SYSTEM Cited by 1 source

Trino¶

Definition¶

Trino is an open-source distributed SQL query engine — "a fork of PrestoSQL" (sources/2026-03-24-expedia-operating-trino-at-scale-with-trino-gateway) — that executes federated SQL queries over heterogeneous data sources (object stores, relational DBs, Kafka, Cassandra, etc.) without requiring data relocation. It is the post-Presto-schism successor of the original Presto engine and one of the canonical query engines for lakehouse-style architectures over Apache Iceberg / Hive / Delta Lake tables on object storage.

Role in this wiki¶

Trino appears as the distributed SQL engine companies put in front of their data lake. Typical deployment shape:

One or more Trino coordinators plan queries; many workers execute them; a discovery service tracks cluster membership.
Connectors abstract each data source; a single query can join across Iceberg / Hive / Kafka / Postgres in one plan.
At organizational scale, a fleet of Trino clusters is operated — typically segregated by workload shape (patterns/workload-segregated-clusters) — rather than one big cluster handling every workload.

Deployment pattern at scale (Expedia)¶

Expedia runs multiple Trino clusters categorized by workload shape:

Adhoc clusters — mixed workloads, medium concurrency; for exploratory analysis and development.
ETL clusters — high-volume, high-complexity queries, low concurrency; heavy data processing.
BI clusters — low-complexity queries, high concurrency; dashboards behind Tableau / Looker.

Each cluster's config is tuned to the shape of its workload; users do not address clusters directly — they point at a Trino Gateway which routes each query to the appropriate cluster based on routing rules.

Routing / observability context on the gateway side¶

Trino exposes a handful of query-text properties the gateway can inspect:

trinoQueryProperties.getTables() — tables referenced in the query (used for table-based routing to "large-table" clusters).
trinoQueryProperties.getBody() — raw query text (used for metadata-query detection like select version()).
X-Trino-Source HTTP header — identifies the client application (Tableau, Looker, etc.); drives BI-source routing.

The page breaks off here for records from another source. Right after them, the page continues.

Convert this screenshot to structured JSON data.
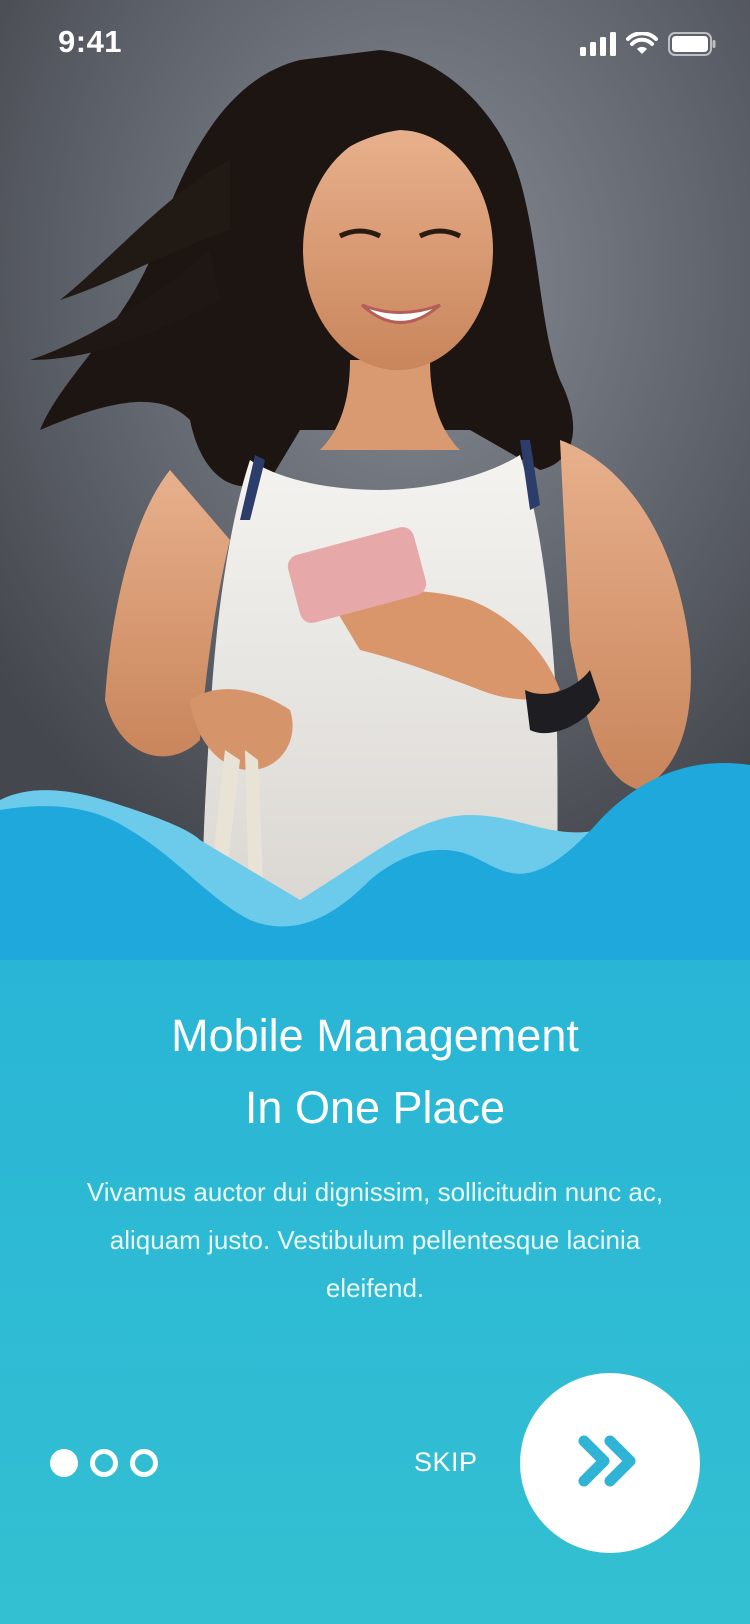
{
  "status_bar": {
    "time": "9:41",
    "icons": [
      "signal-icon",
      "wifi-icon",
      "battery-icon"
    ]
  },
  "hero": {
    "image": "woman-smiling-looking-at-phone"
  },
  "onboarding": {
    "title_line1": "Mobile Management",
    "title_line2": "In One Place",
    "description": "Vivamus auctor dui dignissim, sollicitudin nunc ac, aliquam justo. Vestibulum pellentesque lacinia eleifend.",
    "page_indicator": {
      "total": 3,
      "current": 1
    },
    "skip_label": "SKIP",
    "next_icon": "double-chevron-right-icon"
  },
  "colors": {
    "accent": "#1FA8DC",
    "accent_light": "#6CCBEB",
    "gradient_bottom": "#33C0D2",
    "white": "#FFFFFF"
  }
}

(Source: sources/2026-03-24-expedia-operating-trino-at-scale-with-trino-gateway)

Seen in¶

sources/2026-03-24-expedia-operating-trino-at-scale-with-trino-gateway — Expedia on running a multi-cluster Trino fleet behind a Trino Gateway with workload-aware routing; Adhoc / ETL / BI cluster segregation; UI contributions for routing-rule management, query history, and cluster health.

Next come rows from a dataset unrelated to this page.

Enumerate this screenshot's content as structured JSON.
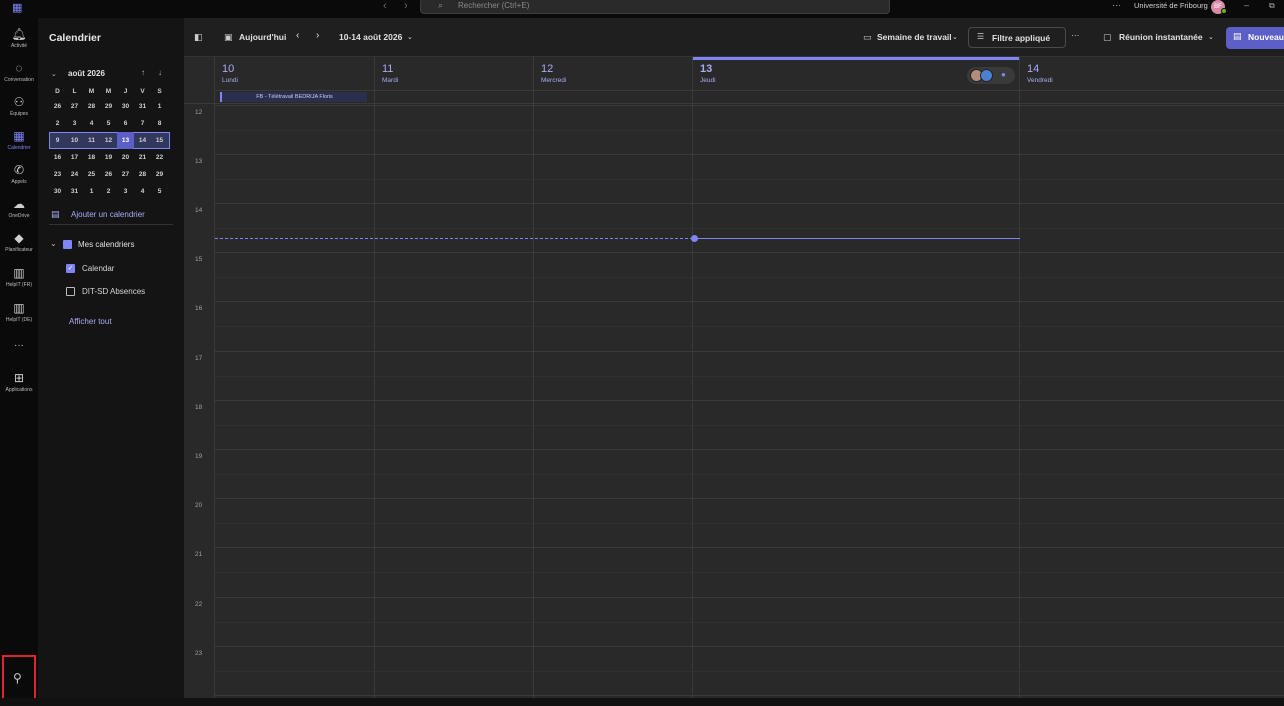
{
  "titlebar": {
    "search_placeholder": "Rechercher (Ctrl+E)",
    "org_name": "Université de Fribourg",
    "user_initials": "BF",
    "more": "···",
    "minimize": "–",
    "restore": "⧉"
  },
  "appbar": {
    "items": [
      {
        "label": "Activité",
        "icon": "bell-icon"
      },
      {
        "label": "Conversation",
        "icon": "chat-icon"
      },
      {
        "label": "Équipes",
        "icon": "teams-icon"
      },
      {
        "label": "Calendrier",
        "icon": "calendar-icon"
      },
      {
        "label": "Appels",
        "icon": "phone-icon"
      },
      {
        "label": "OneDrive",
        "icon": "cloud-icon"
      },
      {
        "label": "Planificateur",
        "icon": "planner-icon"
      },
      {
        "label": "HelpIT (FR)",
        "icon": "building-icon"
      },
      {
        "label": "HelpIT (DE)",
        "icon": "building-icon"
      },
      {
        "label": "Applications",
        "icon": "apps-icon"
      }
    ],
    "more": "···"
  },
  "sidepane": {
    "title": "Calendrier",
    "month": "août 2026",
    "weekdays": [
      "D",
      "L",
      "M",
      "M",
      "J",
      "V",
      "S"
    ],
    "weeks": [
      [
        "26",
        "27",
        "28",
        "29",
        "30",
        "31",
        "1"
      ],
      [
        "2",
        "3",
        "4",
        "5",
        "6",
        "7",
        "8"
      ],
      [
        "9",
        "10",
        "11",
        "12",
        "13",
        "14",
        "15"
      ],
      [
        "16",
        "17",
        "18",
        "19",
        "20",
        "21",
        "22"
      ],
      [
        "23",
        "24",
        "25",
        "26",
        "27",
        "28",
        "29"
      ],
      [
        "30",
        "31",
        "1",
        "2",
        "3",
        "4",
        "5"
      ]
    ],
    "add_calendar": "Ajouter un calendrier",
    "my_calendars": "Mes calendriers",
    "calendars": [
      {
        "label": "Calendar",
        "checked": true
      },
      {
        "label": "DIT-SD Absences",
        "checked": false
      }
    ],
    "show_all": "Afficher tout"
  },
  "toolbar": {
    "today": "Aujourd'hui",
    "range": "10-14 août 2026",
    "view": "Semaine de travail",
    "filter": "Filtre appliqué",
    "more": "···",
    "meet_now": "Réunion instantanée",
    "new": "Nouveau"
  },
  "calendar": {
    "days": [
      {
        "num": "10",
        "name": "Lundi"
      },
      {
        "num": "11",
        "name": "Mardi"
      },
      {
        "num": "12",
        "name": "Mercredi"
      },
      {
        "num": "13",
        "name": "Jeudi"
      },
      {
        "num": "14",
        "name": "Vendredi"
      }
    ],
    "allday_event": "FB - Télétravail BEDRIJA Floris",
    "hours": [
      "12",
      "13",
      "14",
      "15",
      "16",
      "17",
      "18",
      "19",
      "20",
      "21",
      "22",
      "23"
    ]
  },
  "colors": {
    "accent": "#7f85f5",
    "brand_button": "#5b5fc7",
    "highlight_box": "#e0242b"
  }
}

systems/presto — the predecessor engine Trino forked from.
systems/trino-gateway — the proxy / load balancer in front of a Trino fleet.
systems/apache-iceberg — a canonical table format Trino queries.
systems/apache-hive — the legacy catalog protocol (Hive Metastore) Trino commonly federates with.
systems/amazon-athena — AWS's managed serverless Presto/Trino offering.
concepts/workload-aware-routing — the architectural pattern for routing SQL queries based on their shape, realised in Trino fleets via Trino Gateway.